Benchmark/Setting	Best Baseline	TUMIX	Delta
Avg. accuracy (Gemini-2.5-Pro, reasoning benchmarks)	State-of-the-art tool-augmented/TTS baseline	Up to +3.55% absolute	+3.55%
Avg. accuracy (Gemini-2.5-Flash, reasoning benchmarks)	State-of-the-art tool-augmented/TTS baseline	Up to +3.55% absolute	+3.55%
Inference cost (confidence-based halting)	100% (standard TUMIX)	~49% of standard cost	-51% cost, same performance
Inference cost vs. performance (further scaling)	Default iteration budget	Higher accuracy	Tradeoff: more compute for more gains

Key Takeaways

Mixing tool-use strategies across parallel agents (text, code, search) is more effective than committing to a single strategy, making heterogeneous ensembles a practical default for tool-augmented LLM deployments
Agent diversity and quality are the primary drivers of ensemble performance; using LLMs to auto-optimize agent designs is a scalable alternative to manual prompt engineering when building multi-agent systems
Confidence-based early stopping is a practical mechanism to cut inference costs by ~50% without sacrificing accuracy, making multi-agent test-time scaling economically viable for production use cases

Abstract

While integrating tools like Code Interpreter and Search has significantly enhanced Large Language Model (LLM) reasoning in models like ChatGPT Agent and Gemini-Pro, practical guidance on optimal tool use is lacking. The core challenge is effectively combining textual reasoning, coding, and search for diverse questions.
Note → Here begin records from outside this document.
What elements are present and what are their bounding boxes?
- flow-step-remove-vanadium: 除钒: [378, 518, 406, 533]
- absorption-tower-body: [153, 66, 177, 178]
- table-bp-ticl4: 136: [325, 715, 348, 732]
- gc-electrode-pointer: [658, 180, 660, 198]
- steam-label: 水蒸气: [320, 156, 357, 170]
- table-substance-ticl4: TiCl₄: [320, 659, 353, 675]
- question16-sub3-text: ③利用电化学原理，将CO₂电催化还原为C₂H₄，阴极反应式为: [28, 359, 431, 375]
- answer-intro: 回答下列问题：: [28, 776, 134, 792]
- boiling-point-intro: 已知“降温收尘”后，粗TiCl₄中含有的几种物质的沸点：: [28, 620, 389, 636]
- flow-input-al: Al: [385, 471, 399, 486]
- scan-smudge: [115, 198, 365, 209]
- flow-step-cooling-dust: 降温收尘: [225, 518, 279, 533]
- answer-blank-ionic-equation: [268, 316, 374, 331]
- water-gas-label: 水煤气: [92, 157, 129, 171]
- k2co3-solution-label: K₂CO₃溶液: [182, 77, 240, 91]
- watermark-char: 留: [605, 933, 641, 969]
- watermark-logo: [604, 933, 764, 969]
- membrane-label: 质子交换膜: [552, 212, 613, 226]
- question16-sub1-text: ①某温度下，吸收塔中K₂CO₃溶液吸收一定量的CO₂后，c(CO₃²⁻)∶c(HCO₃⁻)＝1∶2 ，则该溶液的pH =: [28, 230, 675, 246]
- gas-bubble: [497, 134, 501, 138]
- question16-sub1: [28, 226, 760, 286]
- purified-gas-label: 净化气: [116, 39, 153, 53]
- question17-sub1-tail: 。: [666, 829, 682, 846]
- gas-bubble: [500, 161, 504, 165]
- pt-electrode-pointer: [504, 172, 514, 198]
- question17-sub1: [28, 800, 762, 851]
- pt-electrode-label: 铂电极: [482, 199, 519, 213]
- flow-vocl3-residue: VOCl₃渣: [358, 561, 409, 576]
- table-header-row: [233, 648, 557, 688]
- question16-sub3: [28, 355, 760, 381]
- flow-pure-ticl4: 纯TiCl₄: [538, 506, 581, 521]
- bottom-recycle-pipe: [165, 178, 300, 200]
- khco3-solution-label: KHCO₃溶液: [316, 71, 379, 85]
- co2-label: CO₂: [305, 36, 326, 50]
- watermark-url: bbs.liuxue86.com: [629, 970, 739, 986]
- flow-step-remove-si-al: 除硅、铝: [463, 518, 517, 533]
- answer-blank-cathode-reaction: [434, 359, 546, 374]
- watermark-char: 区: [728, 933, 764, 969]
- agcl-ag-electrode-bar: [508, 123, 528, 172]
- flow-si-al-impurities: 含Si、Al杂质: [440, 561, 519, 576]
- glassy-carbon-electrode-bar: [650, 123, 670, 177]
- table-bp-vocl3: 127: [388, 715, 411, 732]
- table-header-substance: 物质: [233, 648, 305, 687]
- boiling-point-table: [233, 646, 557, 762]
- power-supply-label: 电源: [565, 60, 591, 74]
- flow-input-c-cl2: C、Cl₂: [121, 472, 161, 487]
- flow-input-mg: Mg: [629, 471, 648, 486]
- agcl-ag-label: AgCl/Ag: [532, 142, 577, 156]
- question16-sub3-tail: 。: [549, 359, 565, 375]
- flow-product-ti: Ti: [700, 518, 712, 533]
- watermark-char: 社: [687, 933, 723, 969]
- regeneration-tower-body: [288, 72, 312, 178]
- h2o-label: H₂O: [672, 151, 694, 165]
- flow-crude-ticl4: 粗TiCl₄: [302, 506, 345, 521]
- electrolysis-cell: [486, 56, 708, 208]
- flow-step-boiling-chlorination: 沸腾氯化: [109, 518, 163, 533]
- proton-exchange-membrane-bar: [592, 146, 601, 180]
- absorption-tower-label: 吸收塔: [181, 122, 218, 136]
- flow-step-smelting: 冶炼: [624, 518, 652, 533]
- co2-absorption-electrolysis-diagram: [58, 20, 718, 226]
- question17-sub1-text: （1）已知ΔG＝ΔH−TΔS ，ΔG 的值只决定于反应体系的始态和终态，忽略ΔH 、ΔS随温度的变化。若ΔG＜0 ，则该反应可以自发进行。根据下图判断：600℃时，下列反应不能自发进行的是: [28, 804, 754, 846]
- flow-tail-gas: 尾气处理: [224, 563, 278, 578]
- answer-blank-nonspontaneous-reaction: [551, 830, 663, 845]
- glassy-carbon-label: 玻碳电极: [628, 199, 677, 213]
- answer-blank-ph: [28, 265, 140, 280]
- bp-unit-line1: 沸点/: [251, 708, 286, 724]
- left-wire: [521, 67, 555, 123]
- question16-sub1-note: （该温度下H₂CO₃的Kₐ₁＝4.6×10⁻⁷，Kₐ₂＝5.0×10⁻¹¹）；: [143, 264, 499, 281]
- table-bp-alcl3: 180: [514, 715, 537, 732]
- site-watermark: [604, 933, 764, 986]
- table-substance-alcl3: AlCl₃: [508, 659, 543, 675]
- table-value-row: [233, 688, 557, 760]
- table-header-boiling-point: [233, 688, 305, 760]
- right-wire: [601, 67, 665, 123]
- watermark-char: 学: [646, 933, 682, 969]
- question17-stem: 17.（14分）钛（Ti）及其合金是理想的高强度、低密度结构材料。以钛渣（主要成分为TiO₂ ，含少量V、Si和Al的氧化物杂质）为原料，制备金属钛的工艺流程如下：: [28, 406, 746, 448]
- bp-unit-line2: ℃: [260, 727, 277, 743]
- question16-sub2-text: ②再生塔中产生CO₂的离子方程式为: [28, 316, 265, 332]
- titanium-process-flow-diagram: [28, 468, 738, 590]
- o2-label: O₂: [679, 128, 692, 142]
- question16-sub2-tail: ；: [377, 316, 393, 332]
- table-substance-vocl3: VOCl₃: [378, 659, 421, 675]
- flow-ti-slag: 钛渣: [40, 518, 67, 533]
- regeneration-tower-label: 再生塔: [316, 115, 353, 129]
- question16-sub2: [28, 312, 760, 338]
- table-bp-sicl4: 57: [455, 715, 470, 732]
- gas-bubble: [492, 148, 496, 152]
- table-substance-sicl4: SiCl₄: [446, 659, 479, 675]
In this paper, we propose Tool-Use Mixture (TUMIX), an ensemble framework that runs multiple agents in parallel, each employing distinct tool-use strategies and answer paths. Agents in TUMIX iteratively share and refine responses based on the question and previous answers. In experiments, TUMIX achieves significant gains over state-of-the-art tool-augmented and test-time scaling methods, delivering an average accuracy improvement of up to 3.55% over the best baseline on Gemini-2.5-Pro and Gemini-2.5-Flash across key reasoning benchmarks, with near-equal inference costs. We find that agent diversity and quality are crucial and can be enhanced by using LLMs to auto-optimize agent designs. Furthermore, TUMIX can halt refinement upon reaching sufficient confidence, preserving performance at only 49% of the inference cost. Further scaling can achieve higher performance, albeit at a greater cost.